IL NOME DELLE COSE

Dare un nome alle cose: fare buon governo delle parole, delle proprie idee e dei giudizi, è pratica di igiene del pensiero. Chiunque esiti manifesta codardia, pochezza, terzietà. 
Può definirsi fascista? Senza dubbio: ne presenta tutti i tratti più significativi. 
Protervo, ignorante, scarsamente aduso al lavoro seriamente produttivo, invoca allo stesso modo nonne e madonne, si paluda di simboli sacri nello medesimo contesto in cui pone in atto – e ne esorta l’emulazione – l’attività umana più lontana dal cristianesimo, la mancanza di pietas: questa, più che la pratica dell’odio in sé, comunque dispensato a piene mani e ganasce, caratterizza la messa in atto del suo pensiero, se tale può essere definito. 

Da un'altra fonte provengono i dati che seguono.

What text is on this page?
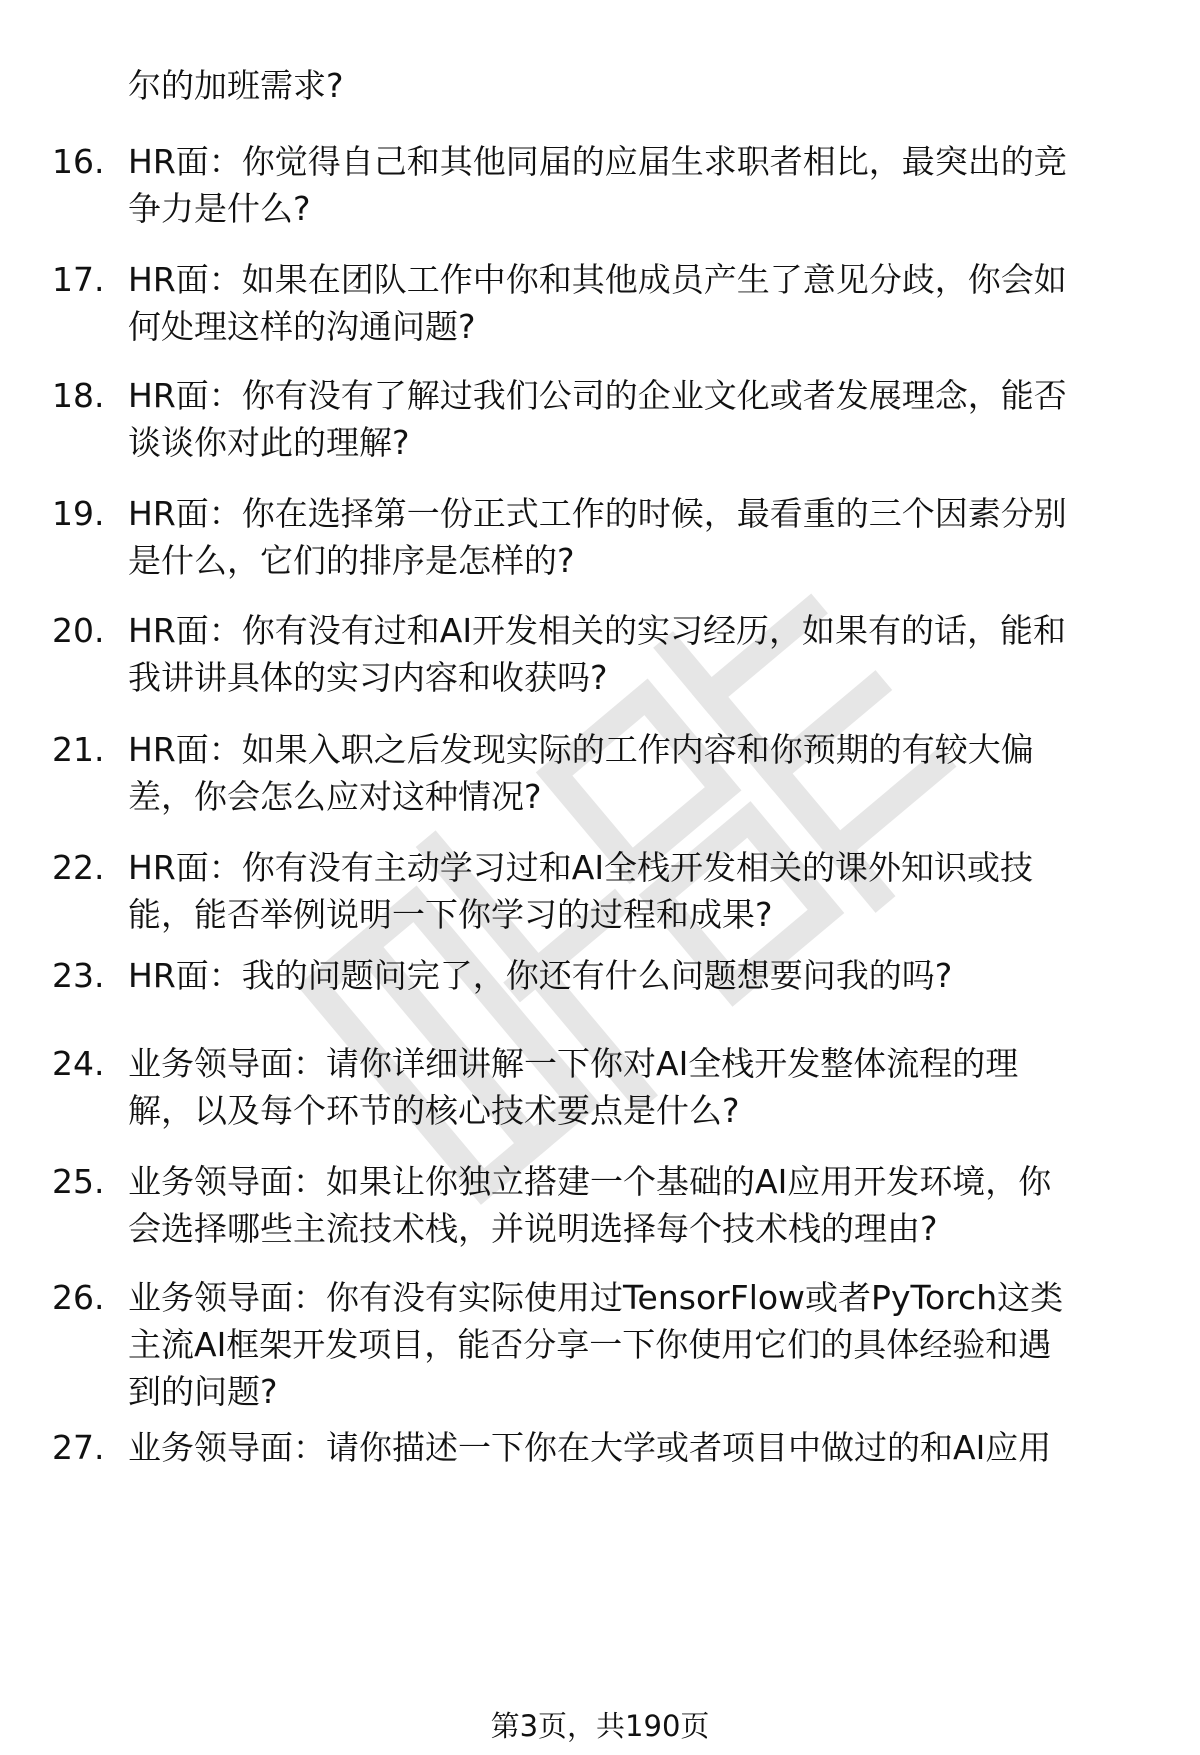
尔的加班需求?
16. HR面：你觉得自己和其他同届的应届生求职者相比，最突出的竞
争力是什么?
17. HR面：如果在团队工作中你和其他成员产生了意见分歧，你会如
何处理这样的沟通问题?
18. HR面：你有没有了解过我们公司的企业文化或者发展理念，能否
谈谈你对此的理解?
19. HR面：你在选择第一份正式工作的时候，最看重的三个因素分别
是什么，它们的排序是怎样的?
20. HR面：你有没有过和AI开发相关的实习经历，如果有的话，能和
我讲讲具体的实习内容和收获吗?
21. HR面：如果入职之后发现实际的工作内容和你预期的有较大偏
差，你会怎么应对这种情况?
22. HR面：你有没有主动学习过和AI全栈开发相关的课外知识或技
能，能否举例说明一下你学习的过程和成果?
23. HR面：我的问题问完了，你还有什么问题想要问我的吗?
24. 业务领导面：请你详细讲解一下你对AI全栈开发整体流程的理
解，以及每个环节的核心技术要点是什么?
25. 业务领导面：如果让你独立搭建一个基础的AI应用开发环境，你
会选择哪些主流技术栈，并说明选择每个技术栈的理由?
26. 业务领导面：你有没有实际使用过TensorFlow或者PyTorch这类
主流AI框架开发项目，能否分享一下你使用它们的具体经验和遇
到的问题?
27. 业务领导面：请你描述一下你在大学或者项目中做过的和AI应用
第3页，共190页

Grida, interrompe, irride, offende chi lo critica, dispensa qualifiche di disfattismo e di identità con le stesse parole, ricorre al giudizio del popolo, non sopporta le regole e i principi di civile convivenza, disprezza i contrappesi nel potere, la magistratura e il sereno confronto, non avendone strumenti adatti per farlo; chiede a più riprese i pieni poteri, senza curarsi del calpestìo dei principi costituzionali, nutre sé stesso e il suo bacino di consenso di indiscriminato qualunquismo verso la politica, ‘sporca’ per definizione, in quanto sporco lui per primo, si presta all’identificazione quale leader e la sua incontinenza toglie spazio e parola ai suoi corifei. 

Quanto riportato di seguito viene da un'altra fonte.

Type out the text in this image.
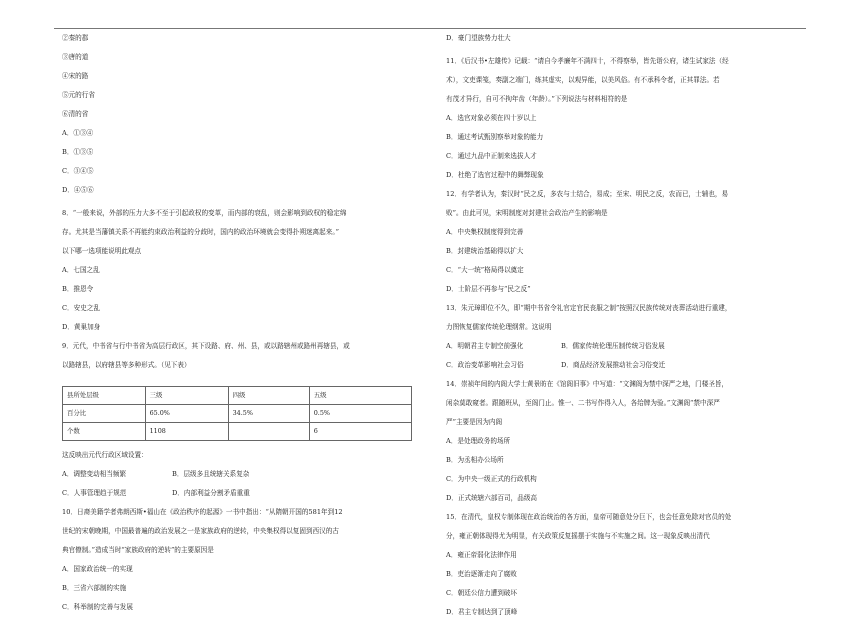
②秦的郡
③唐的道
④宋的路
⑤元的行省
⑥清的省
A．①③④
B．①③⑤
C．③④⑤
D．④⑤⑥
8．“一般来说，外部的压力大多不至于引起政权的变革，而内部的衰乱，则会影响到政权的稳定绵
存。尤其是当藩镇关系不再能约束政治利益的分歧时，国内的政治环境就会变得扑朔迷离起来。”
以下哪一选项能说明此观点
A．七国之乱
B．推恩令
C．安史之乱
D．黄巢加身
9．元代，中书省与行中书省为高层行政区，其下设路、府、州、县，或以路辖州或路州再辖县，或
以路辖县，以府辖县等多种形式。（见下表）
县所处层级	三级	四级	五级
百分比	65.0%	34.5%	0.5%
个数	1108		6
这反映出元代行政区域设置：
A．调整变动相当频繁	B．层级多且统辖关系复杂
C．人事管理趋于规范	D．内部利益分割矛盾重重
10．日裔美籍学者弗朗西斯•福山在《政治秩序的起源》一书中指出：“从隋朝开国的581年到12
世纪的宋朝晚期，中国最普遍的政治发展之一是家族政府的逆转，中央集权得以复固到西汉的古
典官僚制。”造成当时“家族政府的逆转”的主要原因是
A．国家政治统一的实现
B．三省六部制的实施
C．科举制的完善与发展
D．豪门望族势力壮大
11．《后汉书•左雄传》记载：“请自今孝廉年不满四十，不得察举，皆先诣公府，诸生试家法（经
术），文吏课笺，奏副之端门，练其虚实，以观异能，以美风俗。有不承科令者，正其罪法。若
有茂才异行，自可不拘年齿（年龄）。”下列说法与材料相符的是
A．选官对象必须在四十岁以上
B．通过考试甄别察举对象的能力
C．通过九品中正制来选拔人才
D．杜绝了选官过程中的舞弊现象
12．有学者认为，秦汉时“民之反，多农与士结合，易成；至宋、明民之反，农而已，士辅也，易
败”。由此可见，宋明制度对封建社会政治产生的影响是
A．中央集权制度得到完善
B．封建统治基础得以扩大
C．“大一统”格局得以奠定
D．士阶层不再参与“民之反”
13．朱元璋即位不久，即“期中书省令礼官定官民丧服之制”按照汉民族传统对丧葬活动进行重建，
力图恢复儒家传统伦理纲常。这说明
A．明朝君主专制空前强化	B．儒家传统伦理压制传统习俗发展
C．政治变革影响社会习俗	D．商品经济发展推动社会习俗变迁
14．崇祯年间的内阁大学士黄景昉在《馆阁旧事》中写道：“文渊阁为禁中深严之地，门楼圣旨，
闲杂莫敢窥者。跟随班从，至阁门止。惟一、二书写作得入人，各给牌为验。”文渊阁“禁中深严
严”主要是因为内阁
A．是处理政务的场所
B．为丞相办公场所
C．为中央一级正式的行政机构
D．正式统辖六部百司，品级高
15．在清代，皇权专制体现在政治统治的各方面，皇帝可随意处分巨下，也会任意免除对官员的处
分，雍正朝体现得尤为明显，有关政策反复摇摆于实施与不实施之间。这一现象反映出清代
A．雍正帝弱化法律作用
B．吏治逐渐走向了腐败
C．朝廷公信力遭到破坏
D．君主专制达到了顶峰
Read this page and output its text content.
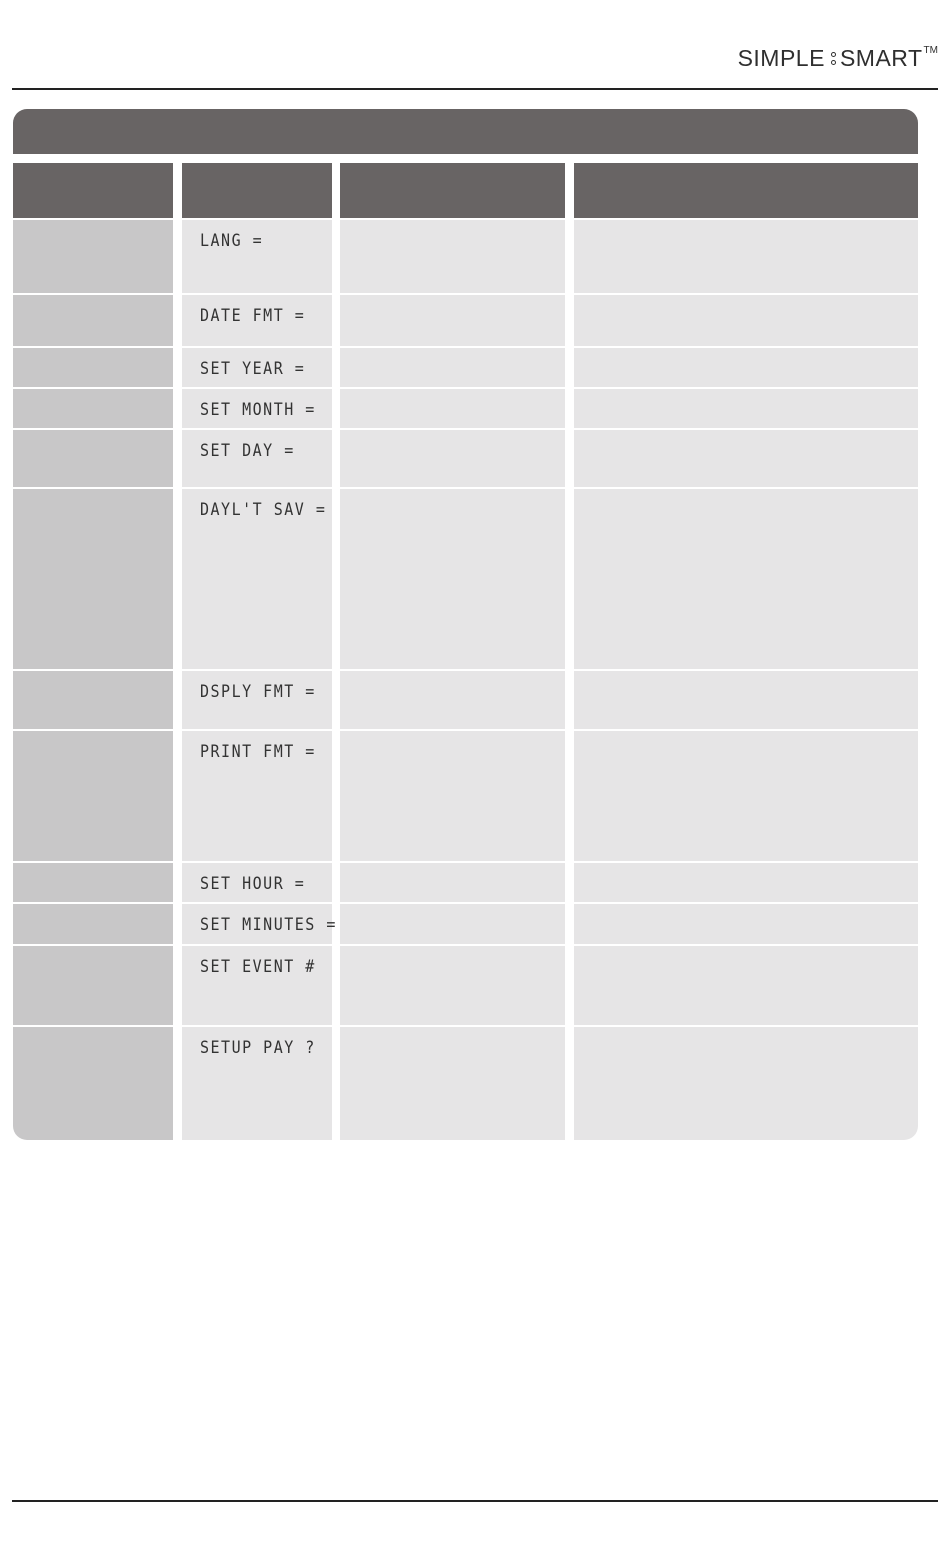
SIMPLE SMART TM
LANG =
DATE FMT =
SET YEAR =
SET MONTH =
SET DAY =
DAYL'T SAV =
DSPLY FMT =
PRINT FMT =
SET HOUR =
SET MINUTES =
SET EVENT #
SETUP PAY ?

Si accanisce contro gli stranieri, sfrutta l’indecente termine di ‘clandestino’ – mutuato, peraltro, da leggi che l’hanno preceduto – indicandoli come la principale causa del malessere dei suoi elettori: vecchio canovaccio, come quello che vede il male assoluto nell’Europa e in non meglio precisati (neanche precisabili tout court) centri di potere tesi a danneggiare l’Italia, si serve senza scrupoli di sorta, come braccio armato pur tenendone formalmente le distanza, della peggiore feccia che del fascismo neppure conosce i fondamenti filosofici e politici, riempie pareti, pagine, schermi di valutazioni, borborigmi, deliri spesso destituiti del minimo fondamento di decenza, percorre quasi inevitabilmente la politica dell’uomo solo al comando. Sa lo stomaco che ha l’elettorato a cui si rivolge, come la gallina breriana sa il culo che ha, mangiando i sassi. 
Aveva provato, come altri dittatori prima di lui, a giocare la carta propagandistica del proprio corpo, esibito come melange di virilità e semplicità: non avendone il fisico, gli è andata male e invece di rendersi più umano, anche scherzando sui propri difetti fisici, si vede con la circonferenza ventre del miglior Fantozzi d’annata e allora rovescia il tavolo mediatico provando a sorridere, ma non gli viene bene neppure questo (questione di attitudine: la simpatia, come il coraggio manzoniano, se uno non ce l’ha non se la può dare) e nel fare questo peggiora, per quanto si potesse pensare impossibile, la spaventosa ghigna che si ritrova – e qui si potrebbe discutere se non gli sia addebitabile o, per contro, se sia più giusto aderire al pensiero di Borges, secondo il quale dopo una certa età (e lui l’ha raggiunta) ognuno è responsabile della faccia che porta in giro – col labbro inferiore teso allo spasimo dell’acrimonia e quello superiore a scoprire i denti nella più classica forma di aggressività ferina. 
E’ portatore di un’ideologia di odio, di cattiveria personale di base e di una pratica politica tesa alla diseguaglianza, alla discriminazione e alla segregazione e secondo i più tipici stilemi del ruolo, si fa amici e alleati personaggi politici, nazionali e internazionali,  ripugnanti e corrotti. La sua presenza nella politica è uno scaracchio in faccia alla dignità italiana e quella nel Parlamento in qualità di senatore è un insulto alla memoria di tutti coloro che edificarono questa Repubblica, dando la vita per combattere quelli che dicevano e mettevano in pratica le stesse cose che dice e mette in pratica lui. 
Matteo Salvini è un fascista, in tutto e per tutto: non ci manca nnente, direbbe qualche mio amico catanese e in quanto fascista, è materia di competenza della nettezza urbana.